A sentence is the natural unit of language. Patterns embedded in series of sentences can be used to model the formation and evolution of languages, and to solve practical problems such as evaluating linguistic ability. In this paper, we apply de-trended fluctuation analysis to detect long-range correlations embedded in sentence series from A Story of the Stone, one of the greatest masterpieces of Chinese literature. We identified a weak long-range correlation, with a Hurst exponent of 0.575±0.002 up to a scale of 104. We used the structural stability to confirm the behavior of the long-range correlation, and found that different parts of the series had almost identical Hurst exponents. We found that noisy records can lead to false results and conclusions, even if the noise covers a limited proportion of the total records (e.g., less than 1%). Thus, the structural stability test is an essential procedure for confirming the existence of long-range correlations, which has been widely neglected in previous studies. Furthermore, a combination of de-trended fluctuation analysis and diffusion entropy analysis demonstrated that the sentence series was generated by a fractional Brownian motion.

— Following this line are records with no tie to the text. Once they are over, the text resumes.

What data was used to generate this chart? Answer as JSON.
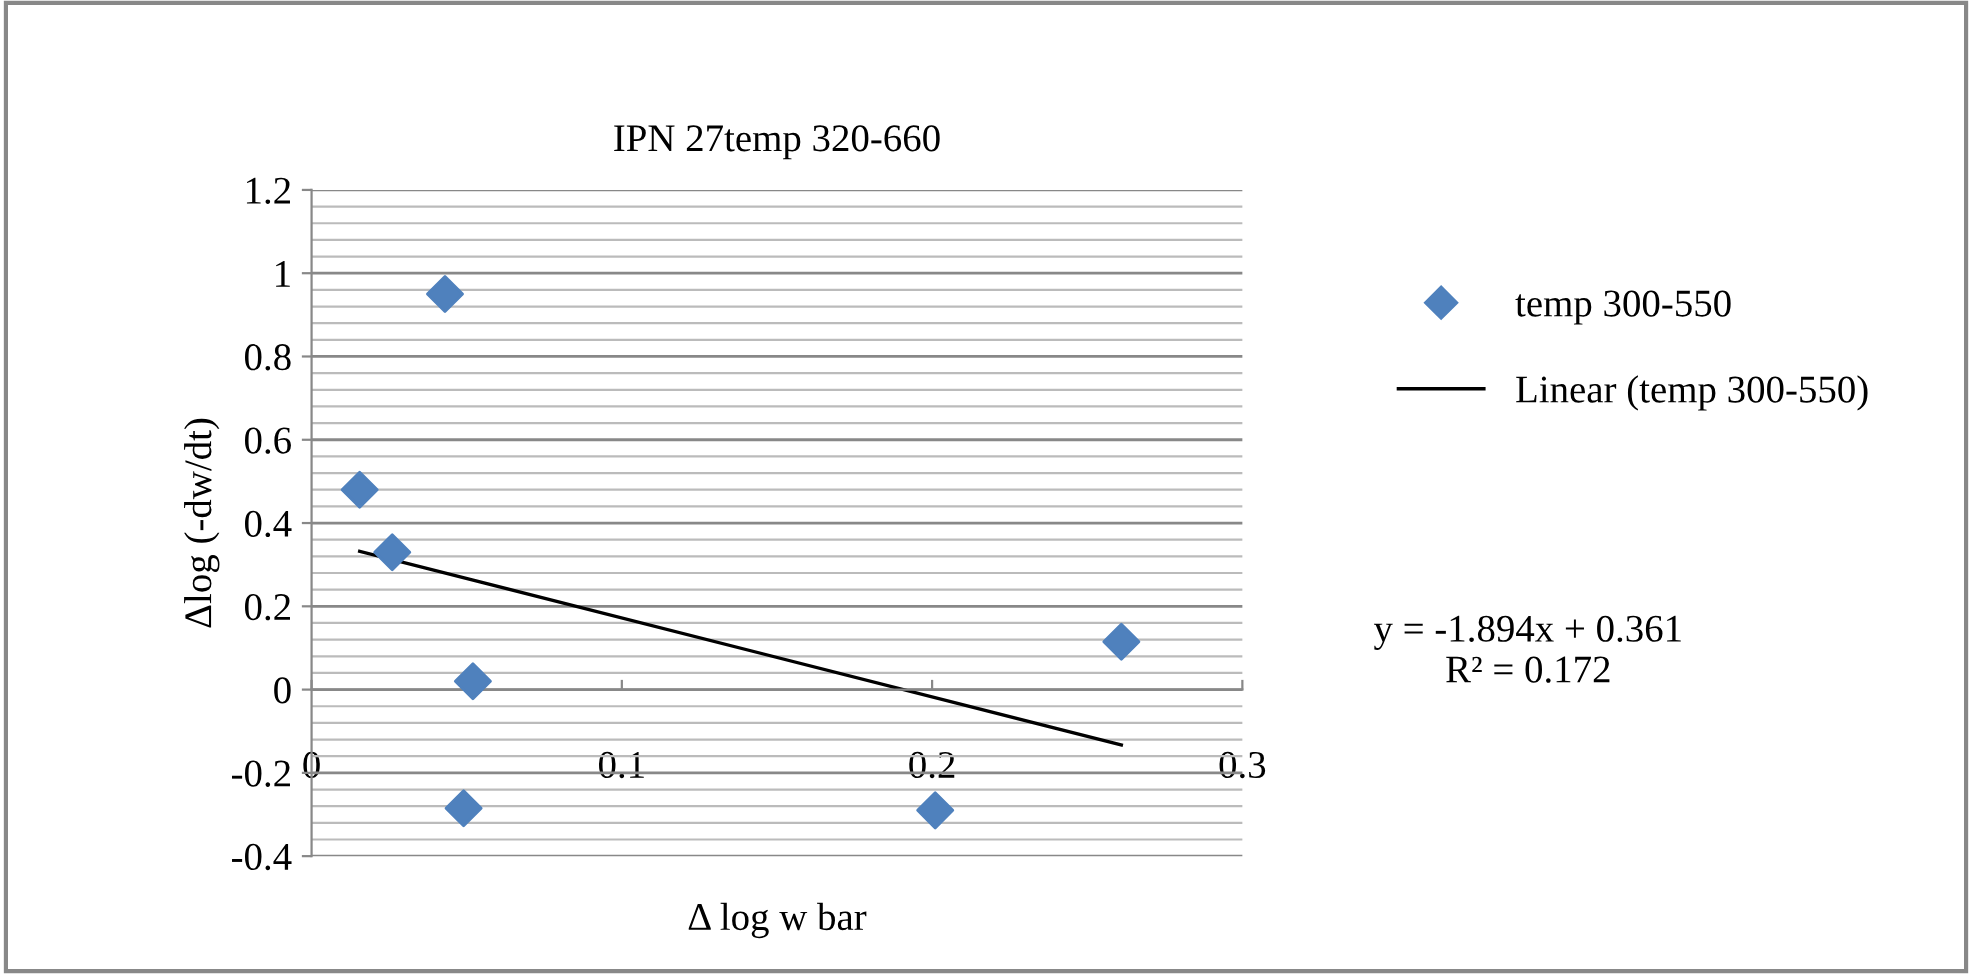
{
  "chart_data": {
    "type": "scatter",
    "title": "IPN 27temp 320-660",
    "xlabel": "Δ log w bar",
    "ylabel": "Δlog (-dw/dt)",
    "series": [
      {
        "name": "temp 300-550",
        "color": "#4f81bd",
        "marker": "diamond",
        "x": [
          0.0155,
          0.026,
          0.043,
          0.052,
          0.049,
          0.201,
          0.261
        ],
        "values": [
          0.48,
          0.33,
          0.95,
          0.02,
          -0.285,
          -0.29,
          0.115
        ]
      },
      {
        "name": "Linear (temp 300-550)",
        "type": "line",
        "color": "#000000",
        "marker": "none",
        "line_style": "solid",
        "x": [
          0.0155,
          0.261
        ],
        "values": [
          0.332,
          -0.133
        ]
      }
    ],
    "xlim": [
      0,
      0.3
    ],
    "xticks": [
      0,
      0.1,
      0.2,
      0.3
    ],
    "ylim": [
      -0.4,
      1.2
    ],
    "yticks": [
      -0.4,
      -0.2,
      0,
      0.2,
      0.4,
      0.6,
      0.8,
      1,
      1.2
    ],
    "grid": "y",
    "legend": "right",
    "annotations": [
      "y = -1.894x + 0.361\nR² = 0.172"
    ]
  }
}
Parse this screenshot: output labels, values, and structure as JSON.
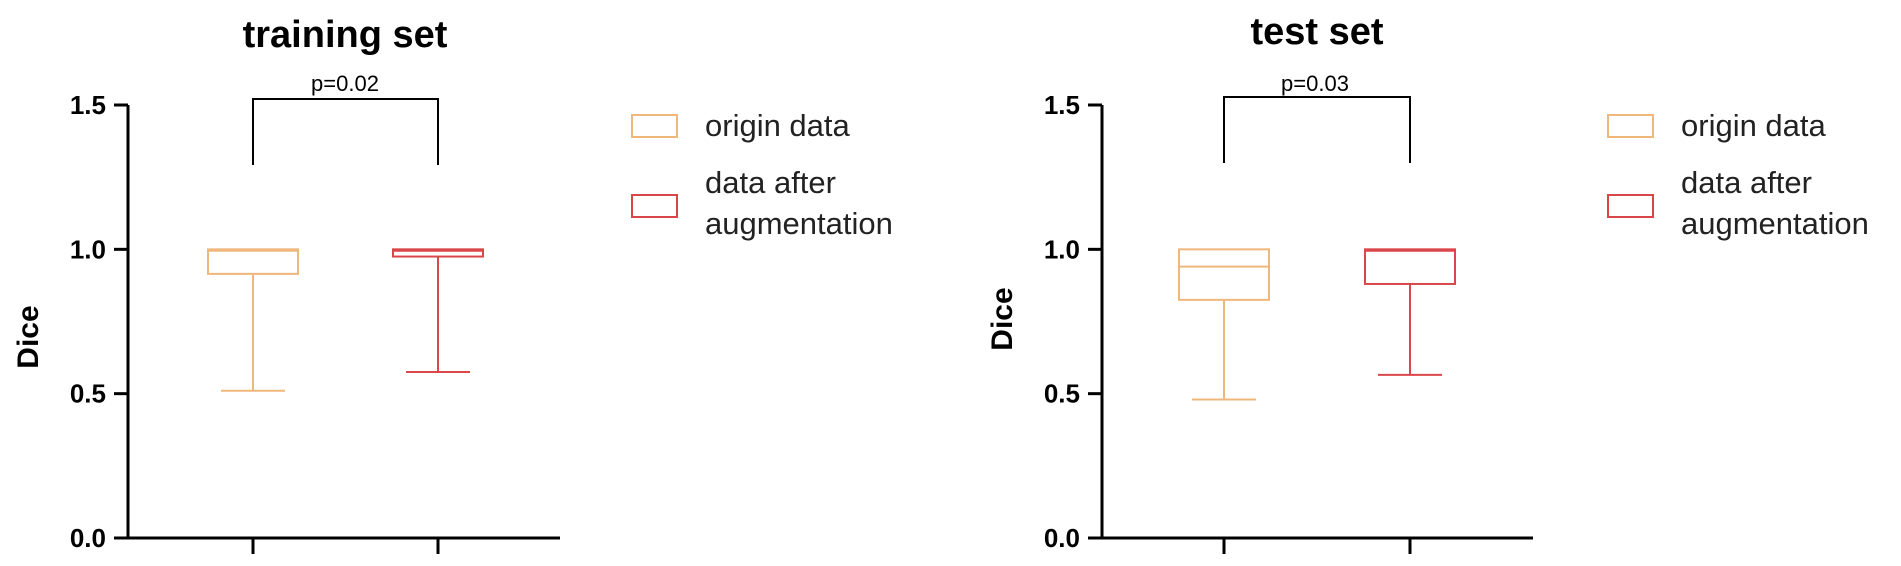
{
  "colors": {
    "origin": "#F0B77C",
    "augment": "#D9474B",
    "axis": "#000000"
  },
  "chart_data": [
    {
      "type": "box",
      "title": "training set",
      "xlabel": "",
      "ylabel": "Dice",
      "ylim": [
        0,
        1.5
      ],
      "yticks": [
        "0.0",
        "0.5",
        "1.0",
        "1.5"
      ],
      "grid": false,
      "legend": {
        "placement": "right",
        "entries": [
          {
            "lines": [
              "origin data"
            ]
          },
          {
            "lines": [
              "data after",
              "augmentation"
            ]
          }
        ]
      },
      "annotation": "p=0.02",
      "series": [
        {
          "min": 0.51,
          "q1": 0.915,
          "median": 0.995,
          "q3": 1.0,
          "max": 1.0
        },
        {
          "min": 0.575,
          "q1": 0.975,
          "median": 0.995,
          "q3": 1.0,
          "max": 1.0
        }
      ]
    },
    {
      "type": "box",
      "title": "test set",
      "xlabel": "",
      "ylabel": "Dice",
      "ylim": [
        0,
        1.5
      ],
      "yticks": [
        "0.0",
        "0.5",
        "1.0",
        "1.5"
      ],
      "grid": false,
      "legend": {
        "placement": "right",
        "entries": [
          {
            "lines": [
              "origin data"
            ]
          },
          {
            "lines": [
              "data after",
              "augmentation"
            ]
          }
        ]
      },
      "annotation": "p=0.03",
      "series": [
        {
          "min": 0.48,
          "q1": 0.825,
          "median": 0.94,
          "q3": 1.0,
          "max": 1.0
        },
        {
          "min": 0.565,
          "q1": 0.88,
          "median": 0.995,
          "q3": 1.0,
          "max": 1.0
        }
      ]
    }
  ]
}
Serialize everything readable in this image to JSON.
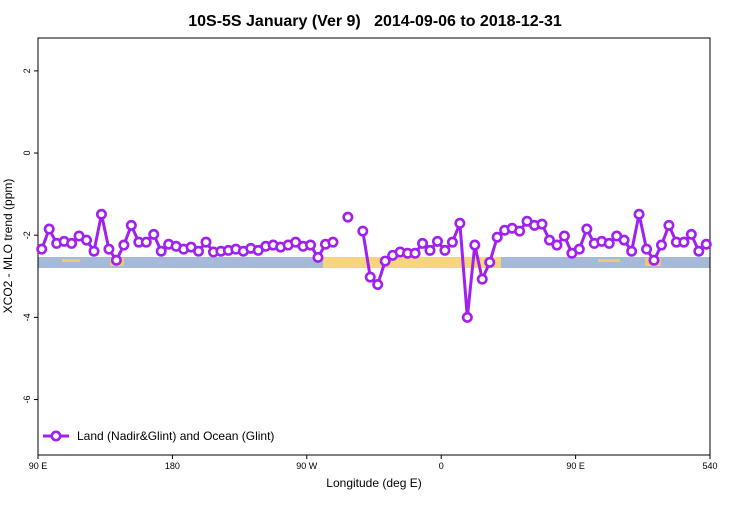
{
  "chart_data": {
    "type": "line",
    "title": "10S-5S January (Ver 9)   2014-09-06 to 2018-12-31",
    "xlabel": "Longitude (deg E)",
    "ylabel": "XCO2 - MLO trend (ppm)",
    "x": [
      92.5,
      97.5,
      102.5,
      107.5,
      112.5,
      117.5,
      122.5,
      127.5,
      132.5,
      137.5,
      142.5,
      147.5,
      152.5,
      157.5,
      162.5,
      167.5,
      172.5,
      177.5,
      182.5,
      187.5,
      192.5,
      197.5,
      202.5,
      207.5,
      212.5,
      217.5,
      222.5,
      227.5,
      232.5,
      237.5,
      242.5,
      247.5,
      252.5,
      257.5,
      262.5,
      267.5,
      272.5,
      277.5,
      282.5,
      287.5,
      292.5,
      297.5,
      302.5,
      307.5,
      312.5,
      317.5,
      322.5,
      327.5,
      332.5,
      337.5,
      342.5,
      347.5,
      352.5,
      357.5,
      362.5,
      367.5,
      372.5,
      377.5,
      382.5,
      387.5,
      392.5,
      397.5,
      402.5,
      407.5,
      412.5,
      417.5,
      422.5,
      427.5,
      432.5,
      437.5,
      442.5,
      447.5,
      452.5,
      457.5,
      462.5,
      467.5,
      472.5,
      477.5,
      482.5,
      487.5,
      492.5,
      497.5,
      502.5,
      507.5,
      512.5,
      517.5,
      522.5,
      527.5,
      532.5,
      537.5
    ],
    "series": [
      {
        "name": "Land (Nadir&Glint) and Ocean (Glint)",
        "color": "#a020f0",
        "values": [
          -2.34,
          -1.85,
          -2.2,
          -2.15,
          -2.2,
          -2.02,
          -2.12,
          -2.39,
          -1.49,
          -2.34,
          -2.61,
          -2.24,
          -1.76,
          -2.17,
          -2.17,
          -1.98,
          -2.39,
          -2.22,
          -2.27,
          -2.34,
          -2.29,
          -2.39,
          -2.17,
          -2.41,
          -2.39,
          -2.37,
          -2.34,
          -2.39,
          -2.32,
          -2.37,
          -2.27,
          -2.24,
          -2.29,
          -2.24,
          -2.17,
          -2.27,
          -2.24,
          -2.54,
          -2.22,
          -2.17,
          null,
          -1.56,
          null,
          -1.9,
          -3.02,
          -3.2,
          -2.63,
          -2.49,
          -2.41,
          -2.44,
          -2.44,
          -2.2,
          -2.37,
          -2.15,
          -2.37,
          -2.17,
          -1.71,
          -4.0,
          -2.24,
          -3.07,
          -2.66,
          -2.05,
          -1.88,
          -1.83,
          -1.9,
          -1.66,
          -1.76,
          -1.73,
          -2.12,
          -2.24,
          -2.02,
          -2.44,
          -2.34,
          -1.85,
          -2.2,
          -2.15,
          -2.2,
          -2.02,
          -2.12,
          -2.39,
          -1.49,
          -2.34,
          -2.61,
          -2.24,
          -1.76,
          -2.17,
          -2.17,
          -1.98,
          -2.39,
          -2.22
        ]
      }
    ],
    "xlim": [
      90,
      540
    ],
    "xticks": [
      {
        "value": 90,
        "label": "90 E"
      },
      180,
      {
        "value": 270,
        "label": "90 W"
      },
      {
        "value": 360,
        "label": "0"
      },
      {
        "value": 450,
        "label": "90 E"
      },
      540
    ],
    "ylim": [
      -7.35,
      2.8
    ],
    "yticks": [
      2,
      0,
      -2,
      -4,
      -6
    ],
    "legend": "lower left"
  }
}
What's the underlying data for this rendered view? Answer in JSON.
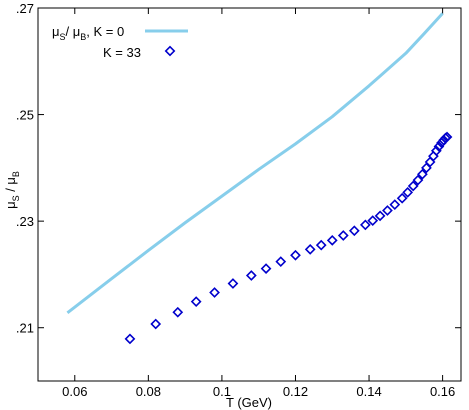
{
  "chart_data": {
    "type": "line",
    "title": "",
    "xlabel": "T (GeV)",
    "ylabel_parts": [
      "μ",
      "S",
      " / μ",
      "B"
    ],
    "xlim": [
      0.05,
      0.165
    ],
    "ylim": [
      0.2,
      0.27
    ],
    "xticks": [
      0.06,
      0.08,
      0.1,
      0.12,
      0.14,
      0.16
    ],
    "xtick_labels": [
      "0.06",
      "0.08",
      "0.1",
      "0.12",
      "0.14",
      "0.16"
    ],
    "yticks": [
      0.21,
      0.23,
      0.25,
      0.27
    ],
    "ytick_labels": [
      ".21",
      ".23",
      ".25",
      ".27"
    ],
    "grid": false,
    "legend_position": "top-left",
    "series": [
      {
        "legend_parts": [
          "μ",
          "S",
          "/ μ",
          "B",
          ", K = 0"
        ],
        "style": "line",
        "color": "#87ceeb",
        "x": [
          0.058,
          0.07,
          0.08,
          0.09,
          0.1,
          0.11,
          0.12,
          0.13,
          0.14,
          0.15,
          0.155,
          0.16
        ],
        "y": [
          0.2128,
          0.2192,
          0.2245,
          0.2297,
          0.2347,
          0.2397,
          0.2445,
          0.2496,
          0.2554,
          0.2615,
          0.2652,
          0.269
        ]
      },
      {
        "legend_parts": [
          "K = 33"
        ],
        "style": "markers",
        "marker": "diamond",
        "color": "#0000cc",
        "x": [
          0.075,
          0.082,
          0.088,
          0.093,
          0.098,
          0.103,
          0.108,
          0.112,
          0.116,
          0.12,
          0.124,
          0.127,
          0.13,
          0.133,
          0.136,
          0.139,
          0.141,
          0.143,
          0.145,
          0.147,
          0.149,
          0.1505,
          0.152,
          0.1533,
          0.1545,
          0.1556,
          0.1566,
          0.1575,
          0.1583,
          0.159,
          0.1597,
          0.1603,
          0.1608,
          0.1612
        ],
        "y": [
          0.2079,
          0.2107,
          0.2129,
          0.2149,
          0.2166,
          0.2183,
          0.2198,
          0.2211,
          0.2224,
          0.2236,
          0.2247,
          0.2255,
          0.2264,
          0.2273,
          0.2282,
          0.2293,
          0.2301,
          0.231,
          0.232,
          0.2331,
          0.2343,
          0.2354,
          0.2366,
          0.2377,
          0.2388,
          0.24,
          0.2411,
          0.2422,
          0.2432,
          0.244,
          0.2447,
          0.2452,
          0.2456,
          0.2458
        ]
      }
    ]
  }
}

句子是语言的自然单位。嵌入句子序列中的模式可用于模拟语言的形成和演变,并解决诸如评估语言能力等实际问题。在本文中,我们应用去趋势波动分析来检测中国文学最伟大的杰作之一《红楼梦》句子序列中嵌入的长程相关性。我们识别出一种弱长程相关性,在高达104的尺度上,赫斯特指数为0.575±0.002。我们使用结构稳定性来确认长程相关性的行为,发现序列的不同部分具有几乎相同的赫斯特指数。我们发现,即使噪声占总记录的比例有限(例如,小于1%),有噪声的记录也会导致错误的结果和结论。因此,结构稳定性测试是确认长程相关性存在的必要程序,而这在以往的研究中被广泛忽视。此外,去趋势波动分析和扩散熵分析相结合表明,句子序列是由分数布朗运动生成的。